Bronchitis was produced by the introduction of B. influenzæ into the trachea of monkeys, and the microorganism was recovered from the nasopharynx two and three days following inoculation. There was no leucocytosis. In two experiments death occurred following inoculation, and in both instances it was found that the animal suffered with tuberculosis which had produced only trivial lesions of the lungs. In both animals staphylococci were obtained from the internal organs. There was bronchitis with changes in the bronchi which, although not characteristic, resembled those found in association with B. influenzæ in man. It is noteworthy that B. influenzæ is usually found mixed with other bacteria in the bronchi of those who have died with bronchitis and pneumonia following influenza. In the experimental animals there was in places superficial loss of ciliated epithelium, exudation of polynuclear leucocytes, infiltration of the subepithelial tissue with plasma cells and hemorrhage into this tissue.

In one instance simultaneous injection of B. influenzæ and S. hemolyticus, freshly obtained from autopsy upon a man dying with pneumonia following influenza, caused bronchitis and bronchopneumonia; there were acute lymphangitis and infiltration of the interstitial tissue of the lung with polynuclear leucocytes such as occurs in human cases, but the lesion had not proceeded to suppuration.

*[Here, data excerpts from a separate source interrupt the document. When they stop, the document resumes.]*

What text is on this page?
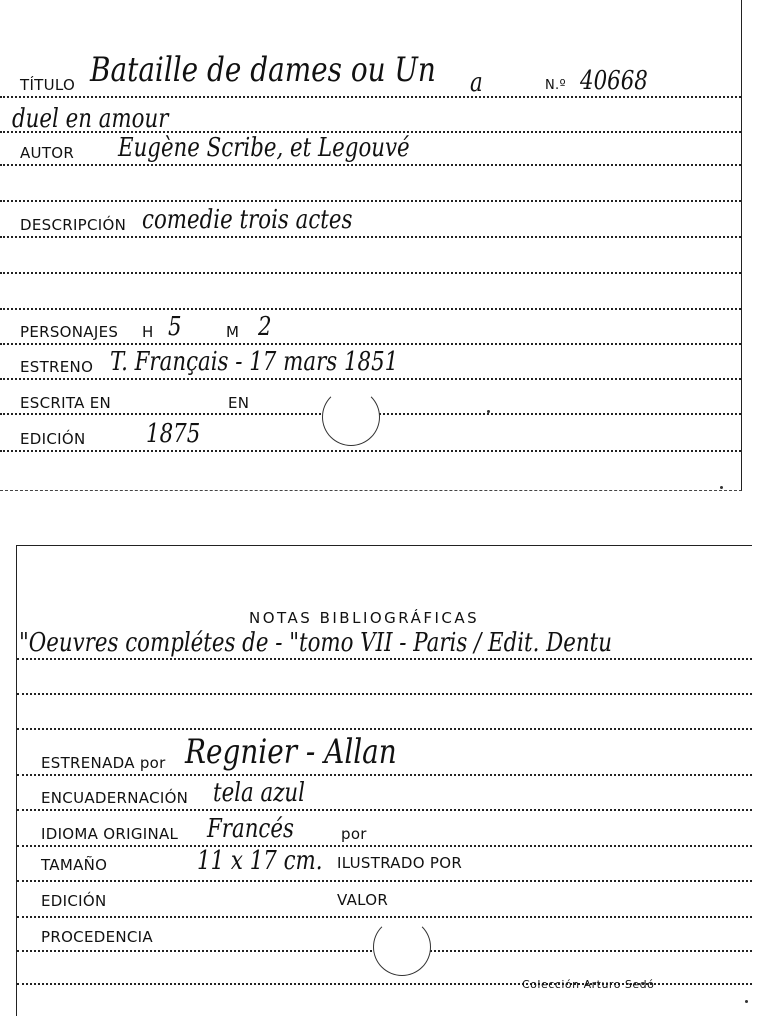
TÍTULO Bataille de dames ou Un a	N.º 40668
duel en amour
AUTOR Eugène Scribe, et Legouvé
DESCRIPCIÓN comedie trois actes
PERSONAJES H 5	M 2
ESTRENO T. Français - 17 mars 1851
ESCRITA EN	EN
EDICIÓN 1875
NOTAS BIBLIOGRÁFICAS
"Oeuvres complétes de - "tomo VII - Paris / Edit. Dentu
ESTRENADA por Regnier - Allan
ENCUADERNACIÓN tela azul
IDIOMA ORIGINAL Francés	por
TAMAÑO	11 x 17 cm. ILUSTRADO POR
EDICIÓN	VALOR
PROCEDENCIA
Colección Arturo Sedó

In man B. influenzæ is usually found in greatest abundance upon the mucosa of the respiratory passages, less frequently it invades the alveoli of the lungs and is almost invariably found in association with other microorganisms. In company with other microorganisms B. influenzæ penetrates into tissues outside the lungs. In Experiment 7 it has entered the pericardium, with streptococcus, and in Experiment 9 with pneumococcus. When B. influenzæ and streptococcus are injected into the peritoneal cavity of a mouse both organisms appear in the blood, whereas in the absence of streptococcus, B. influenzæ seldom leaves the peritoneal cavity.

Typical lobar pneumonia has been produced for the first time in monkeys by injecting pneumococci (in quantity as small as 0.33 c.c. of suspension) into the trachea. With the animals available it has not been possible to adjust the dosage of the two microorganisms so that the influence of one upon the other might be determined. Pneumococcus III, in small quantity, introduced into the trachea has produced typical acute lobar pneumonia in the stage of gray hepatization. A similar lesion has been produced with Pneumococcus IV obtained from the lung of a man dead with pneumonia.